Governor Jay Inslee on the same day declared a state of emergency, the first in the nation, and began asking people to social distance.

Despite being the earliest US epicentre of the outbreak, the state, according to Johns Hopkins on Monday, had just 9,877 confirmed cases, and 506 deaths.

Sandwiched between California and Washington, Oregon followed their lead, with Governor Kate Brown declaring a state of emergency on March 8, after her state’s cases doubled from seven to a still-low 14 overnight. Oregon now has 1,584 confirmed cases, and 53 deaths.

The Bay Area was the first area in the nation to impose stay at home directives, with six counties including San Francisco announcing “shelter in place” orders on March 16.

Oregon Governor Kate Brown declared a state of emergency on March 8, when her state had only 14 confirmed coronavirus cases. Photo: AP

Los Angeles mayor Eric Garcetti issued a “stay at home” order for his city – home to nearly 4 million people – just three days later, followed later that day by Newsom, who issued a statewide stay-at-home order.

Speaking to the San Francisco Chronicle on Monday, Dr Alexei Wagner, assistant director of adult emergency medicine at Stanford University’s school of medicine, said: “If you look at last week compared to this week, the California numbers are much flatter, the peaks are lower.

“And I think there is a sense that the work that we've done for social distancing, social isolation is definitely starting to flatten the curve.”

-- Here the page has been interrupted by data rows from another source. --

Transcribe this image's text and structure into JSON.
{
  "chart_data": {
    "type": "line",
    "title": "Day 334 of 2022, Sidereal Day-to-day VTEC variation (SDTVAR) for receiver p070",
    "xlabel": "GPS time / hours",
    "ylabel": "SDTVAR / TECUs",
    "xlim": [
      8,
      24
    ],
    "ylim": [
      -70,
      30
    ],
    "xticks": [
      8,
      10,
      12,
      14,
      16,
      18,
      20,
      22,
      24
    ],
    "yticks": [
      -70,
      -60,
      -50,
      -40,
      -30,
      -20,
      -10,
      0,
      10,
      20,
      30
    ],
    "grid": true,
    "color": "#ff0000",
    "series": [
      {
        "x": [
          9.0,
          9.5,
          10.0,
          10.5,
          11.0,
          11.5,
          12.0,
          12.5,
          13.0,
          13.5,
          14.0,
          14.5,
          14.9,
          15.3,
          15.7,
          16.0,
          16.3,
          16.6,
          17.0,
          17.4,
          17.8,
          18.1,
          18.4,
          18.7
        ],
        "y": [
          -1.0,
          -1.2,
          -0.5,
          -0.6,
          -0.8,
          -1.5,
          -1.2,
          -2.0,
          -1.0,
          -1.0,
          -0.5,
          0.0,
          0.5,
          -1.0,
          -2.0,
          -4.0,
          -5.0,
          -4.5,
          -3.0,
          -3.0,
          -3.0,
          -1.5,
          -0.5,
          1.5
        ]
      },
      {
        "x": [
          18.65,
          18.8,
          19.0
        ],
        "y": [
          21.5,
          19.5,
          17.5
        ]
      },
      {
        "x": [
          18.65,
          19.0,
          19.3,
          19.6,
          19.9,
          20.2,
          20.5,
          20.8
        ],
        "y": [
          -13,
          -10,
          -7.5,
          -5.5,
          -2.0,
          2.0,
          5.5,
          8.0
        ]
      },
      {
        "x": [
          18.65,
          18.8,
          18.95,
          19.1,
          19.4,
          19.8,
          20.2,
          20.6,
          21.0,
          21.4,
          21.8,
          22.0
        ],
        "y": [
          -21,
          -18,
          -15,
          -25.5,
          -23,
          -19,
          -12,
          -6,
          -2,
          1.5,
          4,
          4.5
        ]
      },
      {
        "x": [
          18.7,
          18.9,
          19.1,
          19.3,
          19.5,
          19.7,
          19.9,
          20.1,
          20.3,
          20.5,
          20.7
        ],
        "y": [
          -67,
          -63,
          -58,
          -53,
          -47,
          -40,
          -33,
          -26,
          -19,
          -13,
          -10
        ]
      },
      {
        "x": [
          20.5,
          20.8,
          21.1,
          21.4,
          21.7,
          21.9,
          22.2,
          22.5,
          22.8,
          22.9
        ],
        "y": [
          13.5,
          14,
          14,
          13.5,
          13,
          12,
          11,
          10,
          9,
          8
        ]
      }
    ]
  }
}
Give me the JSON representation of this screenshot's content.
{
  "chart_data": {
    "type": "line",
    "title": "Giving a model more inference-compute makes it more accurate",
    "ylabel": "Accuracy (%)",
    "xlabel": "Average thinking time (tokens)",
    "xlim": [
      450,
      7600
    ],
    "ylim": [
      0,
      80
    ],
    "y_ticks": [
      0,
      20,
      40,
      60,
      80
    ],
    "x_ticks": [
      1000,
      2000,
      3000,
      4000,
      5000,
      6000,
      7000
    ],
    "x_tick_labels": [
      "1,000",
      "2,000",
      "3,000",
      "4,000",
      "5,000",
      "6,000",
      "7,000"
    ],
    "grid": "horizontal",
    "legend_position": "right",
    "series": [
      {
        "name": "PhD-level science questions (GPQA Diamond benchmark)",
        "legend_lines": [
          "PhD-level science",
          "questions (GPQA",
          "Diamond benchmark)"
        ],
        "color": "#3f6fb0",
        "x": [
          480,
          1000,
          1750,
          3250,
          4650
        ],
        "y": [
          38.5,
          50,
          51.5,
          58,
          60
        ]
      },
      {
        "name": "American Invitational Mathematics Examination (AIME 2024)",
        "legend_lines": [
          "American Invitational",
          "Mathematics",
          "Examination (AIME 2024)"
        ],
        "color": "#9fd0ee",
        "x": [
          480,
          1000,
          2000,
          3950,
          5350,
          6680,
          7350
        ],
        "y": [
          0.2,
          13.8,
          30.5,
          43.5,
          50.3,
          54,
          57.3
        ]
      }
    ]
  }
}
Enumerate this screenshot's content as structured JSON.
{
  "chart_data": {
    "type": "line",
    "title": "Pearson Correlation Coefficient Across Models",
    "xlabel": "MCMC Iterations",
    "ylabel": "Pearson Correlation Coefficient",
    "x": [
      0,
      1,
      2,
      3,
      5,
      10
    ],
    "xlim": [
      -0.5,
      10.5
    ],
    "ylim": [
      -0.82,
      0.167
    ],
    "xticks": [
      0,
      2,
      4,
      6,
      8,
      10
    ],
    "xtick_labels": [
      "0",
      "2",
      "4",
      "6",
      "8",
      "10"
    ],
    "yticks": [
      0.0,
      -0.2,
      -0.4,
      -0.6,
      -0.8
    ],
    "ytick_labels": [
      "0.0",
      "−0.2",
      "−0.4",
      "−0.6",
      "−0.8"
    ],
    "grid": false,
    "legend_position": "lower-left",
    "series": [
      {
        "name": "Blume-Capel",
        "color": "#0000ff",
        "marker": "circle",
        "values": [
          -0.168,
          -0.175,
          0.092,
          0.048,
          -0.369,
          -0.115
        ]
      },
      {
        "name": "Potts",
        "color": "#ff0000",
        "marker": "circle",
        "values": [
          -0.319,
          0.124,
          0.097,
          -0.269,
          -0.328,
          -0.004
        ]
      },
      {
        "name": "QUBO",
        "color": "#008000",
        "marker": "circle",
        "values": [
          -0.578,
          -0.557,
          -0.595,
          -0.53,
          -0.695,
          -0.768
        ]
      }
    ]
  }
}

Even without its early actions, the west coast is uniquely positioned to tackle this pandemic. California boasts the largest economy in the US by far: its taxpayers account for 15 per cent of individual payments to the US Treasury. If it were its own country, California would have the fifth-largest economy in the world, larger than that of Britain.

California is also home to more billionaires than any other state; it and Washington are headquarters to many tech and biomedical companies whose support in fighting the virus has been invaluable.

The west coast has close trade relationships with Asia, especially China, which, for example, allowed Governor Newsom to quickly establish a pipeline directly from Chinese manufacturers to hospitals for surgical masks and other PPE.

California especially is also more politically unified – profoundly Democratic – than many other states, helping it move fast and decisively with less political infighting in the time of crisis.

For his part, in discussing California’s response to the coronavirus, Newsom now peppers his daily briefings with the phrase “nation-state” – evidently a bid to hold up his state as a counterexample to what many describe as the federal government’s botched handling of Covid-19.

Emphasising the west coast’s unified response to the pandemic, on Monday Newsom announced a joint statement by California, Washington, and Oregon setting out a shared framework for reopening the economy “not just within our states, but more broadly as a region”.

Discussing on Monday the joint moves he and his west coast counterparts will be planning, Newsom said, “I just want to acknowledge and thank … Governor Brown, and Governor Inslee for their ongoing partnership, their incredible support, and the collaborative spirit that … goes well beyond just this moment.”

He added: “We have had the deep collaborative spirit advanced now in states large and small across the United States – but none stronger than the relationships we have formed with Washington state and the state of Oregon.”